When my wife, Ruthann, was finally admitted after experiencing four powerful seizures within a 74-hour period beginning Sept. 28, 2017, it was a scary time for us.
The first day at the hospital was consumed with scans and tests before she was moved to an observation room on the top floor of the facility and placed under the care of nurses, Dawn and Nadine.
Over the next 3-plus days, these ladies exemplified the very best of the nursing profession.
At the time, my wife was in a confused mental state from all she had been through. She mistook the nurses as members of her church, failed to recognize me as her husband, and didn’t fully comprehend where she was. It was distressing, but Dawn and Nadine provided a measure of reassurance by attending to Ruthann’s every need.

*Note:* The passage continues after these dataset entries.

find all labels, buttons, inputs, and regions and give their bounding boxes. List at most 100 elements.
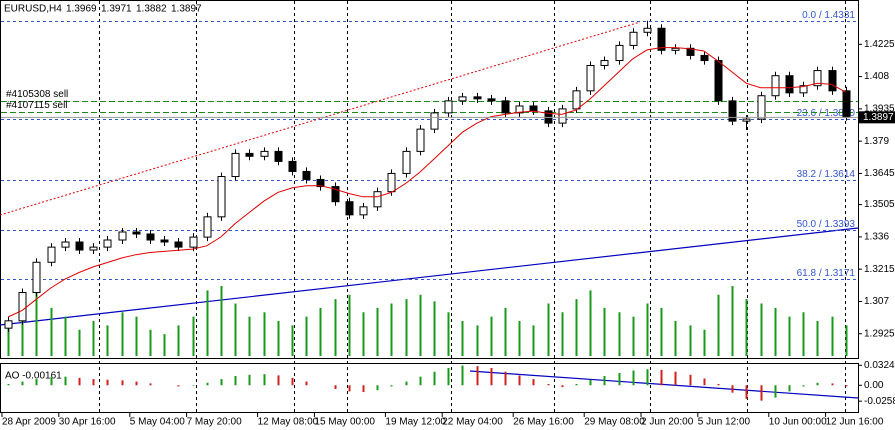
candle-body [757,95,766,120]
x-tick-label: 15 May 00:00 [314,417,375,428]
x-tick-label: 22 May 04:00 [442,417,503,428]
candle-body [629,31,638,46]
x-tick-label: 2 Jun 20:00 [641,417,694,428]
open: 1.3969 [66,4,97,15]
y-tick-label: 1.3215 [864,264,895,275]
bid-box [859,111,895,124]
y-tick-label: 1.3645 [864,168,895,179]
candle-body [444,100,453,114]
candle-body [331,186,340,203]
candle-body [842,90,851,118]
candle-body [799,85,808,94]
candle-body [32,261,41,294]
candle-body [103,239,112,248]
candle-body [586,64,595,92]
candle-body [288,160,297,172]
y-tick-label: 1.4225 [864,39,895,50]
candle-body [260,150,269,157]
candle-body [430,112,439,130]
candle-body [18,292,27,322]
candle-body [75,241,84,251]
candle-body [174,241,183,248]
y-tick-label: -0.0258 [864,396,895,407]
candle-body [700,54,709,62]
ao-panel [0,363,859,413]
candle-body [4,320,13,329]
candle-body [402,150,411,174]
candle-body [118,231,127,241]
candle-body [203,216,212,238]
candle-body [558,108,567,124]
y-tick-label: 0.00 [864,380,884,391]
candle-body [615,44,624,62]
x-tick-label: 12 Jun 16:00 [826,417,884,428]
close: 1.3897 [171,4,202,15]
x-tick-label: 10 Jun 00:00 [769,417,827,428]
fibo-label: 50.0 / 1.3393 [797,219,856,230]
y-tick-label: 1.3935 [864,104,895,115]
x-tick-label: 5 May 04:00 [130,417,185,428]
y-tick-label: 1.3505 [864,199,895,210]
candle-body [671,47,680,51]
x-tick-label: 7 May 20:00 [187,417,242,428]
candle-body [487,98,496,102]
x-tick-label: 19 May 12:00 [385,417,446,428]
y-tick-label: 0.03242 [864,360,895,371]
candle-body [501,100,510,114]
trend-line [0,227,859,326]
fibo-label: 0.0 / 1.4331 [802,10,855,21]
candle-body [473,96,482,100]
high: 1.3971 [101,4,132,15]
y-tick-label: 1.408 [864,71,889,82]
candle-body [245,152,254,157]
candle-body [572,90,581,110]
main-panel [0,0,859,359]
candle-body [657,27,666,51]
order-label: #4105308 sell [6,89,68,100]
candle-body [828,70,837,92]
y-tick-label: 1.307 [864,296,889,307]
candle-body [813,70,822,87]
x-tick-label: 28 Apr 2009 [2,417,56,428]
candle-body [373,191,382,208]
ao-title: AO -0.00161 [5,371,62,382]
candle-body [61,241,70,248]
x-tick-label: 30 Apr 16:00 [59,417,116,428]
moving-average [7,47,847,318]
x-tick-label: 5 Jun 12:00 [698,417,751,428]
fibo-label: 23.6 / 1.3890 [797,108,856,119]
candle-body [771,75,780,97]
y-tick-label: 1.2925 [864,328,895,339]
candle-body [600,60,609,66]
y-tick-label: 1.336 [864,232,889,243]
header: EURUSD,H4 1.3969 1.3971 1.3882 1.3897 [4,4,202,15]
candle-body [146,233,155,241]
candle-body [515,105,524,114]
candle-body [316,178,325,188]
candle-body [345,201,354,216]
candle-body [89,246,98,251]
low: 1.3882 [136,4,167,15]
candle-body [458,96,467,102]
candle-body [529,105,538,112]
candle-body [643,27,652,33]
candle-body [785,75,794,94]
bid-label: 1.3897 [863,112,894,123]
y-tick-label: 1.379 [864,136,889,147]
candle-body [274,150,283,162]
candle-body [217,176,226,218]
candle-body [387,172,396,193]
candle-body [742,118,751,122]
candle-body [686,47,695,56]
trend-line [0,21,641,216]
candle-body [160,239,169,243]
ao-trend-line [469,370,859,399]
x-tick-label: 26 May 16:00 [513,417,574,428]
candle-body [416,128,425,152]
candle-body [359,206,368,216]
candle-body [302,170,311,180]
candle-body [47,246,56,263]
x-tick-label: 12 May 08:00 [258,417,319,428]
candle-body [132,231,141,235]
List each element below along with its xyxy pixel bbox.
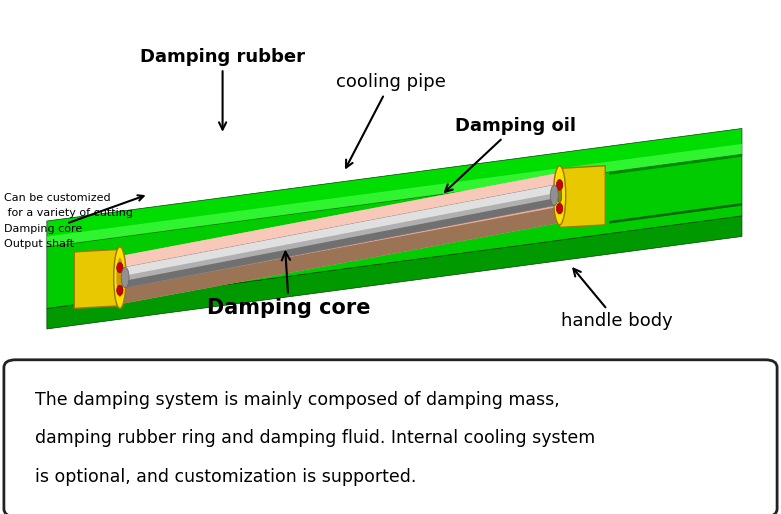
Polygon shape <box>47 128 742 247</box>
Polygon shape <box>125 185 555 288</box>
Polygon shape <box>609 154 742 175</box>
Text: The damping system is mainly composed of damping mass,: The damping system is mainly composed of… <box>35 391 560 409</box>
Ellipse shape <box>556 203 563 214</box>
Text: cooling pipe: cooling pipe <box>336 73 445 168</box>
Polygon shape <box>120 173 559 278</box>
Ellipse shape <box>554 166 565 225</box>
Polygon shape <box>125 198 555 288</box>
Text: handle body: handle body <box>561 269 673 331</box>
FancyBboxPatch shape <box>4 360 777 514</box>
Ellipse shape <box>114 247 126 308</box>
Polygon shape <box>47 144 742 247</box>
Ellipse shape <box>558 188 562 203</box>
Ellipse shape <box>551 185 558 206</box>
Text: Damping oil: Damping oil <box>445 117 576 192</box>
Text: Damping rubber: Damping rubber <box>140 47 305 130</box>
Text: is optional, and customization is supported.: is optional, and customization is suppor… <box>35 468 416 486</box>
Polygon shape <box>609 203 742 224</box>
Polygon shape <box>120 173 559 304</box>
Text: Can be customized: Can be customized <box>4 193 111 203</box>
Ellipse shape <box>116 285 123 296</box>
Ellipse shape <box>556 179 563 190</box>
Polygon shape <box>120 207 559 304</box>
Polygon shape <box>559 166 605 227</box>
Text: Output shaft: Output shaft <box>4 239 74 249</box>
Polygon shape <box>125 185 555 276</box>
Text: Damping core: Damping core <box>207 252 371 318</box>
Text: for a variety of cutting: for a variety of cutting <box>4 208 133 218</box>
Polygon shape <box>47 154 742 308</box>
Text: damping rubber ring and damping fluid. Internal cooling system: damping rubber ring and damping fluid. I… <box>35 429 595 447</box>
Text: Damping core: Damping core <box>4 224 82 234</box>
Polygon shape <box>74 249 120 308</box>
Ellipse shape <box>116 258 123 297</box>
Polygon shape <box>47 216 742 329</box>
Ellipse shape <box>116 263 123 273</box>
Ellipse shape <box>121 267 129 288</box>
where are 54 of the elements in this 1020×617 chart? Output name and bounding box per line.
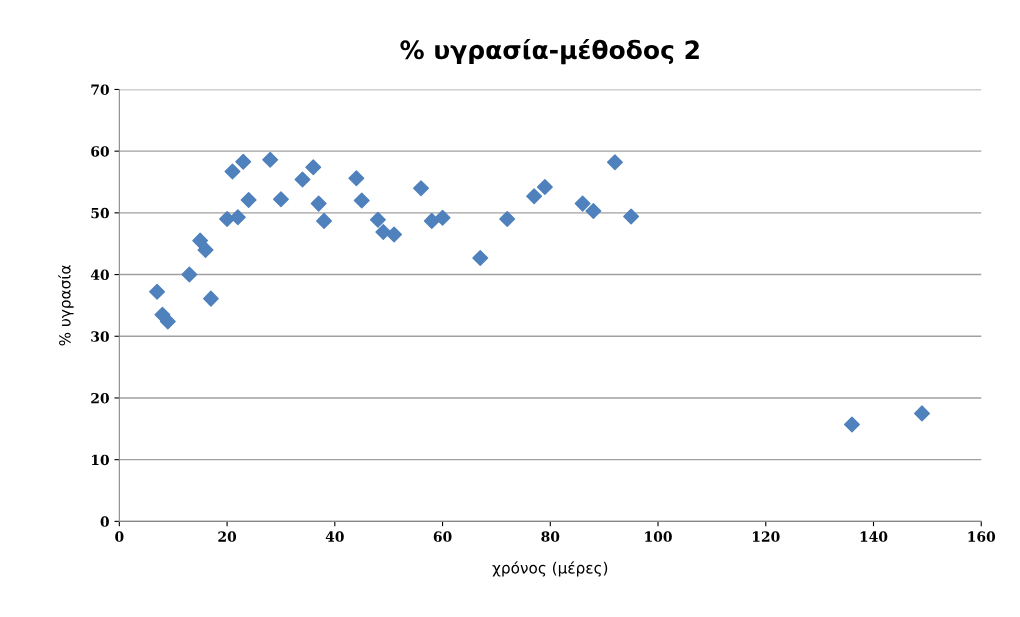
point [434,209,451,226]
point [192,232,209,249]
point [413,180,429,197]
x-tick-label: 120 [752,531,780,542]
point [914,405,930,422]
point [536,178,553,195]
x-tick-label: 160 [968,531,996,542]
y-tick-label: 70 [91,84,109,95]
point [606,154,623,171]
point [472,249,489,266]
chart-title: % υγρασία-μέθοδος 2 [400,38,699,65]
x-tick-label: 0 [115,531,124,542]
point [574,195,591,212]
point [219,211,236,228]
y-tick-label: 20 [91,392,109,404]
y-tick-label: 0 [100,516,109,527]
y-axis-title: % υγρασία [58,265,74,346]
point [316,212,333,229]
point [310,195,327,212]
point [262,151,279,168]
point [526,188,543,205]
x-tick-label: 140 [860,531,888,542]
point [294,171,311,188]
y-tick-label: 50 [91,207,109,219]
point [149,283,166,300]
x-tick-label: 60 [433,531,452,542]
x-tick-label: 40 [325,531,344,542]
point [623,208,640,225]
point [224,163,241,180]
point [369,211,386,228]
point [843,416,860,433]
point [240,191,257,208]
y-tick-label: 40 [90,269,109,281]
point [423,212,440,229]
point [499,211,516,228]
point [386,226,403,243]
x-tick-label: 100 [645,531,672,542]
point [159,313,176,330]
point [272,191,289,208]
point [197,241,214,258]
point [235,153,252,170]
x-tick-label: 80 [541,531,560,542]
y-tick-label: 60 [91,146,109,157]
point [305,159,322,176]
point [202,290,219,307]
y-tick-label: 30 [91,331,109,342]
point [348,170,365,187]
point [353,192,370,209]
point [585,203,602,219]
x-axis-title: χρόνος (μέρες) [492,561,608,577]
x-tick-label: 20 [218,531,237,542]
y-tick-label: 10 [91,454,109,466]
point [181,266,198,283]
point [229,209,246,226]
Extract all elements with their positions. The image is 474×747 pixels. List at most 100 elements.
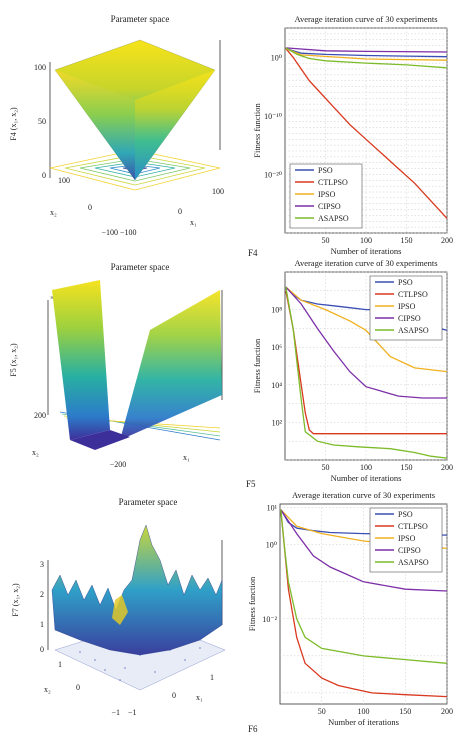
y-tick-label: 10⁸	[271, 306, 282, 315]
x-tick-label: 150	[401, 463, 413, 472]
convergence-chart-f5: 50 100 150 200 10⁸ 10⁶ 10⁴ 10² Average iteration…	[252, 258, 453, 483]
x-tick-label: 50	[322, 236, 330, 245]
surface-ztick-3-3: 0	[40, 645, 44, 654]
legend-entry: PSO	[318, 166, 333, 175]
surface-xtick-3-2: 1	[210, 673, 214, 682]
surface-zlabel-2: F5 (x₁, x₂)	[9, 343, 18, 377]
surface-ytick-3-2: −1	[111, 708, 120, 717]
surface-xtick-1-2: 100	[212, 187, 224, 196]
series-line-asapso	[285, 47, 448, 69]
surface-ytick-3-0: 1	[58, 660, 62, 669]
surface-zlabel-1: F4 (x₁, x₂)	[9, 107, 18, 141]
legend-entry: IPSO	[398, 302, 416, 311]
legend-entry: CIPSO	[318, 202, 341, 211]
series-line-asapso	[280, 509, 448, 664]
x-tick-label: 200	[441, 463, 453, 472]
y-tick-label: 10⁰	[271, 53, 282, 62]
surface-xtick-3-0: −1	[128, 708, 137, 717]
legend-entry: PSO	[398, 510, 413, 519]
surface-ytick-1-1: 0	[88, 203, 92, 212]
y-axis-label: Fitness function	[247, 576, 257, 631]
series-line-cipso	[285, 47, 448, 53]
surface-ytick-2-0: 200	[34, 411, 46, 420]
legend-entry: CTLPSO	[398, 290, 428, 299]
surface-xlabel-1: x₁	[190, 218, 197, 227]
y-tick-label: 10⁶	[271, 343, 282, 352]
y-tick-label: 10⁻²	[262, 615, 277, 624]
surface-ytick-3-1: 0	[76, 683, 80, 692]
legend-entry: PSO	[398, 278, 413, 287]
surface-ztick-1-0: 100	[34, 63, 46, 72]
legend-entry: CIPSO	[398, 314, 421, 323]
panel-label-f5: F5	[246, 479, 256, 489]
surface-ytick-1-2: −100	[101, 228, 118, 237]
surface-ztick-1-2: 0	[42, 171, 46, 180]
y-tick-label: 10²	[272, 418, 283, 427]
noise-highlight	[112, 595, 128, 625]
y-tick-label: 10⁻²⁰	[264, 170, 282, 179]
legend-entry: CTLPSO	[398, 522, 428, 531]
surface-ylabel-3: x₂	[44, 685, 51, 694]
valley-wall-right	[120, 290, 222, 440]
surface-xtick-3-1: 0	[172, 691, 176, 700]
chart-title: Average iteration curve of 30 experiment…	[292, 490, 435, 500]
x-tick-label: 200	[441, 707, 453, 716]
convergence-chart-f4: 50 100 150 200 10⁰ 10⁻¹⁰ 10⁻²⁰ Average iteratio…	[252, 14, 453, 256]
legend-entry: IPSO	[318, 190, 336, 199]
surface-ylabel-1: x₂	[50, 208, 57, 217]
surface-ytick-1-0: 100	[58, 176, 70, 185]
series-line-ctlpso	[285, 48, 448, 219]
surface-ztick-1-1: 50	[38, 117, 46, 126]
legend-entry: ASAPSO	[398, 326, 429, 335]
surface-xtick-1-0: −100	[120, 228, 137, 237]
valley-floor	[70, 430, 130, 450]
surface-panel-3: Parameter space 3 2 1 0 F7 (x₁, x₂) 1 0 …	[11, 497, 226, 717]
y-tick-label: 10⁻¹⁰	[264, 112, 282, 121]
legend-entry: IPSO	[398, 534, 416, 543]
legend-entry: ASAPSO	[398, 558, 429, 567]
surface-xtick-2-0: −200	[110, 460, 127, 469]
surface-ztick-3-2: 1	[40, 620, 44, 629]
series-line-cipso	[280, 509, 448, 592]
x-tick-label: 100	[360, 236, 372, 245]
panel-label-f6: F6	[248, 724, 258, 734]
legend-entry: CIPSO	[398, 546, 421, 555]
chart-title: Average iteration curve of 30 experiment…	[294, 14, 437, 24]
chart-title: Average iteration curve of 30 experiment…	[294, 258, 437, 268]
x-tick-label: 150	[401, 236, 413, 245]
pyramid-face-right	[135, 70, 215, 180]
surface-title-2: Parameter space	[111, 262, 170, 272]
surface-xlabel-3: x₁	[196, 693, 203, 702]
series-line-pso	[285, 47, 448, 58]
x-tick-label: 50	[322, 463, 330, 472]
y-tick-label: 10⁰	[266, 541, 277, 550]
x-axis-label: Number of iterations	[328, 717, 399, 727]
surface-xtick-1-1: 0	[178, 207, 182, 216]
x-tick-label: 100	[360, 463, 372, 472]
y-tick-label: 10⁴	[271, 381, 282, 390]
convergence-chart-f6: 50 100 150 200 10¹ 10⁰ 10⁻² Average iteration c…	[247, 490, 453, 727]
y-axis-label: Fitness function	[252, 338, 262, 393]
x-tick-label: 150	[399, 707, 411, 716]
y-tick-label: 10¹	[267, 504, 278, 513]
surface-ztick-3-0: 3	[40, 560, 44, 569]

They continuously talked to her to keep her calm and never let her from their sight. They were shining examples of what a caring and committed nursing professional should be.
When I returned to the hospital on the morning of the third day, I was greeted by two exuberant nurses.
“Mr. Pohl, you have your wife back!”
My wife stood there with Nadine, smiling at the husband she once again recognized. Dawn hugged me while tears streamed down my face.
They were a dynamic duo that lavished their combined skill (Nadine, with 15 years, and Dawn, with 25 years) and expert care on patients without regard to race, skin color, or other labels – seeing only the human being in need before them as they would for one of their own.
I will never forget the difference they made for us in those three days and will be indebted to them for the rest of my life.
Soon, my wife was transferred to another nearby health care facility. That facility had only minimal neurological expertise and their overworked and overextended physician not only increased the dosing of several powerful and dangerous drugs my wife was taking, but also added new ones without regard to possible drug interactions.
Concerned and wanting more information, I attempted to talk to him one day, only to be rebuffed.
“Don’t bother me. Can’t you see I am busy?”
Sadly, we had experienced the other end of the spectrum – what it is like when caring and compassion are subtracted from health care. The sting still lingers.
My wife died at 16:55 (4:55 p.m.) Oct. 16, 2017.